There is “no limitation” to the amount of these duties that may be performed, “as long as they are performed contemporaneously with the duties involving direct service to customers or for a reasonable time immediately before or after performing” direct service to customers. The tip credit may not be used for any task not contained in the O*NET list, unless the task is subject to the de minimus rule in the FLSA regulations at 29 CFR §785.47. The WHD’s former 80-20 guidance created a hard and fast enforcement rule involving when duties are “related duties” under the FLSA and its implementing regulations.
This rule applies only where there are uncertain and indefinite periods of time involved of a few seconds or minutes duration, and where the failure to count such time is due to considerations justified by industrial realities. An employer may not arbitrarily fail to count as hours worked any part, however small, of the employee’s fixed or regular working time or practically ascertainable period of time he is regularly required to spend on duties assigned to him.... 29 C.F.R. § 785.47 (emphasis added). Though previous courts have held that daily periods of less than 10 minutes are de minimis – Lindow v. United States, 738 F.2d 1057, 1062 (9th Cir. 1984) (collecting cases) – recent cases confirm that “[t]here is no precise amount of time” that is considered de minimis.

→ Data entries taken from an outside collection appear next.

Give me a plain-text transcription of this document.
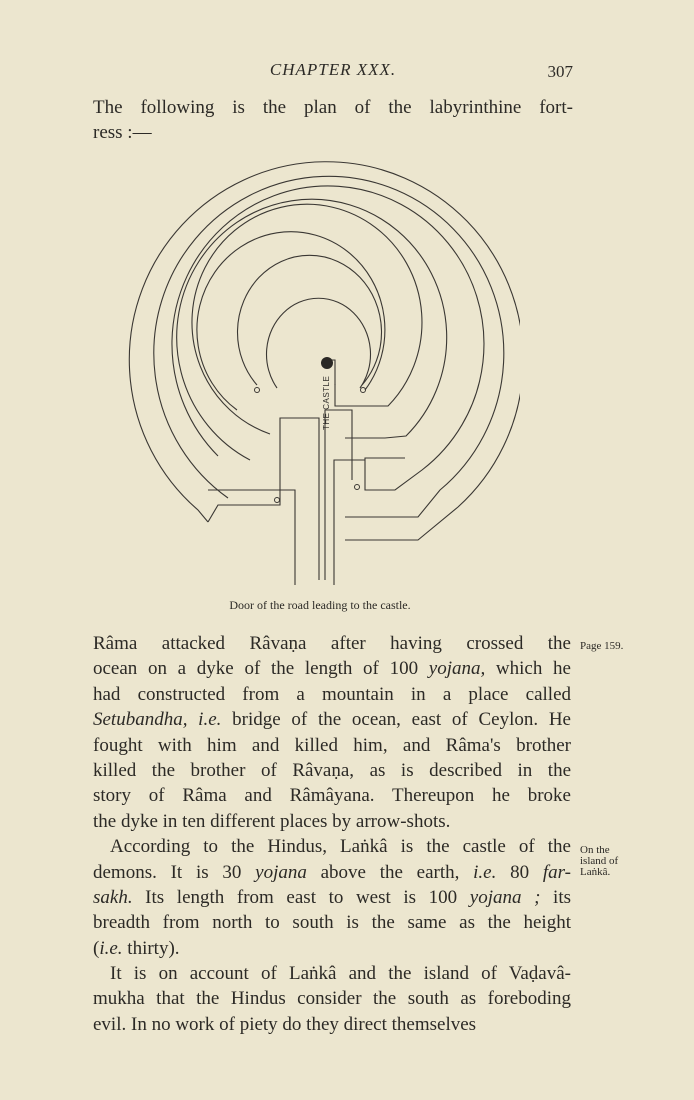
CHAPTER XXX.	307
The following is the plan of the labyrinthine fort-
ress :—
THE CASTLE
Door of the road leading to the castle.
Râma attacked Râvaṇa after having crossed the
ocean on a dyke of the length of 100 yojana, which he
had constructed from a mountain in a place called
Setubandha, i.e. bridge of the ocean, east of Ceylon. He
fought with him and killed him, and Râma's brother
killed the brother of Râvaṇa, as is described in the
story of Râma and Râmâyana. Thereupon he broke
the dyke in ten different places by arrow-shots.
According to the Hindus, Laṅkâ is the castle of the
demons. It is 30 yojana above the earth, i.e. 80 far-
sakh. Its length from east to west is 100 yojana ; its
breadth from north to south is the same as the height
(i.e. thirty).
It is on account of Laṅkâ and the island of Vaḍavâ-
mukha that the Hindus consider the south as foreboding
evil. In no work of piety do they direct themselves
Page 159.
On the
island of
Laṅkâ.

In Castaneda v. JBS USA, LLC, 2014 U.S. Dist. Lexis 62390 (May 6, 2014), the court said that "[t]here are conflicting views in the courts concerning the application of the common law doctrine of de minim[i]s to these cases and Justice Scalia expressed doubt about its application in Sandifer. The [U.S. Labor Department] has, however, adopted it in 29 C.F.R. § 785.47 . . .. That fits this case."And in Jones v. C&B Technologies, Inc., 2014 U.S. Dist. Lexis 39009 (S.D. Ind. Mar. 25, 2014), the court noted that the activities at issue there counted as compensable time, unless the de minimis principle applied. Yet another ruling, in Hernandez-Hernandez v. Hendrix Produce, Inc., 2014 U.S. Dist. Lexis 23662 (S.D. Ga. Feb. 13, 2014), cited Sandifer but observed that "the de minimis exception might apply to certain claims."